Il y avait un piano dans la maison où je suis né dans le Nord, et une école de musique qui coûtait 5 francs par an (le prix de quelques timbres pour la rentrée et l’audition de fin d’année). Alors je suis allé à l’école de musique et j’ai appris le piano, parce que faire un autre instrument, ce n’était pas évident sur le budget de la famille pour mes frères et soeurs.

Ensuite, j’ai appris la flûte traversière, parce que je voulais jouer de la flûte traversière mais on m’avait dit que j’étais trop petit! Là, j’avais l’âge, et l’école de musique m’en a prêtée une pour un an, et pour tout vous dire, c’est le directeur de l’école, un accordéoniste  qui m’a appris la traversière.

Je suis entré ensuite à l’harmonie municipale d’Hazebrouck, qui prêtait aussi des instruments. Je joue depuis la traversière.

Mais il manquait quelque chose. Un jour dans un vide grenier, j’ai acheté avec mon argent de poche une vieille mandoline et je m’y suis mis tout seul. C’est rigolo la mandoline, c’est léger à promener et ça accompagne les chansons. Puis, étudiant,  j’ai acheté ma première guitare folk, et un jour on m’a prêté une basse. Voilà

Quels étaient les artistes que tu appréciais à l’époque ?

Au collège, on avait chacun un 45 tour pour les « boom » avec les filles, et celui que j’avais et que je ramenais, c’était « L’aventurier » d’Indochine ». Je l’ai toujours.

Au lycée, j’aimait beaucoup Higelin, et Sade, aussi Alan Stivell ainsi que la musique contemporaine que je découvrais: Schoenberg, Berg et Weber, Pierre Henry, Xenakis, et Boulez.

 

A quelle âge as tu composé tes premières créations professionnelles ?
A 24 ans. Dans cette belle histoire qu’est la musique, on se découvre au fur et à mesure. Je me suis découvert un réel intérêt pour la composition à 20 ans. Quelques années plus tard, je composais pour le théâtre, la marionnette, et aussi un « hymne à la nature » pour le festival du film nature environnement de Grenoble. Le début d’une longue histoire.
Tu es l’un fondateur du collectif VXL records peux-tu nous en parler ?

On était plusieurs, on voulait faire un disque. J’en avais déjà fais un, «  Boite noire », et ça m’avait coûté des sous.

On s’est dit « on va faire un disque et ça ne nous coûtera rien ». C’est ce qu’on a fait pour «  Vinaigrette », le premier album de l’Arène des Sans godasse.

On a créée « Voix lactée » pour l’occasion, une association que l’on a ouvert ensuite afin de partager cette expérience d’auto-production.

C’est devenu VXLrecords pour la partie label et production indépendante.
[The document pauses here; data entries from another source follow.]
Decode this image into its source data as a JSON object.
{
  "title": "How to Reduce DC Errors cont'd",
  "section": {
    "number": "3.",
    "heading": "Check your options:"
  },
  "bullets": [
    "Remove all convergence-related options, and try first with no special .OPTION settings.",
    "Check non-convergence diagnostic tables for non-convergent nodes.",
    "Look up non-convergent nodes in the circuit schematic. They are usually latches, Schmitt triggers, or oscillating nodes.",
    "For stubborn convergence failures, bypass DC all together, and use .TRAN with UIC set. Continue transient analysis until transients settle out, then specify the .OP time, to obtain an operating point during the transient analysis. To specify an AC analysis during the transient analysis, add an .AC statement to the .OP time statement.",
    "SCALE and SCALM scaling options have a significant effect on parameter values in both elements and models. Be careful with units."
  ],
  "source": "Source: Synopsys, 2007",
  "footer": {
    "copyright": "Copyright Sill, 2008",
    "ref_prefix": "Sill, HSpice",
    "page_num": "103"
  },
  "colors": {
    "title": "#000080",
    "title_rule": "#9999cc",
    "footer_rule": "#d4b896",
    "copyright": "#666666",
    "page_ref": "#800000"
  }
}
L’association est un collectif maintenant, où l’on échange, où l’on questionne sur les projets des uns et des autres, ou l’on aboutit aussi. C’est également une mutualisation des moyens matériels tant pour la scène que pour l’enregistrement, et des moyens humains quand il en est besoin.

Ce projet est en devenir et s’est doté récemment d’une édition, « Les éditions du petit diable », pour la poésie.
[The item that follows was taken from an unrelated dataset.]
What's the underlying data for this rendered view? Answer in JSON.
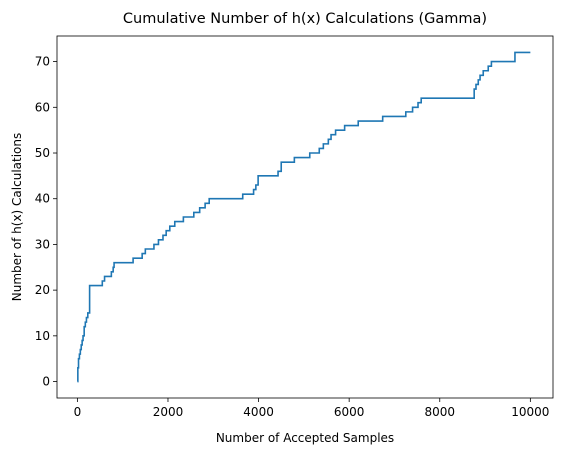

Notre mot d’ordre depuis le début est « et pourquoi on ne le ferait pas! faisons le par nous même ».

Tu as depuis réalisé beaucoup d’albums et travaillé avec de nombreux artistes. Quelle est aujourd’hui ta vision de la scène Havraise ?

Oulala, cette question n’est pas simple, parce que la scène havraise vit et change. Je dirais qu’elle est multiple, qu’il y a plusieurs scènes havraises. S’il ne fallait parler que de la musique, elle a au moins 4 composantes qui parlent peu entre elles, et c’est dommage. Le rock bien sûr, la chanson, le jazz et le classique. Moi, j’aime bien tout ce qui fait bouger les lignes. Par exemple le Lavomatic tour à l’initiative de Nathalie Le Guillanton, l’implication en jazz de Romain Lutrot et Sébastien Guillaume aussi pour la musique d’ensemble, le « j’ose » sur la chanson d’Emile Yochenka, Martial Florentiny, Gilles Adam et Gaelle Caetano par exemple, la véracité d’un groupe comme Spiral qui pose son concert toujours meilleur sans chichi depuis des lustres, les expériences sonores de Mathilda Tree avec Anaïs et Gaetan, ainsi que celles de Shubni entre autre, des Red Lézards et j’en oublie. Pour être exhaustif, il faudrait aussi demander à Sarah, François, Laure, Charles, etc … et d’autres aussi.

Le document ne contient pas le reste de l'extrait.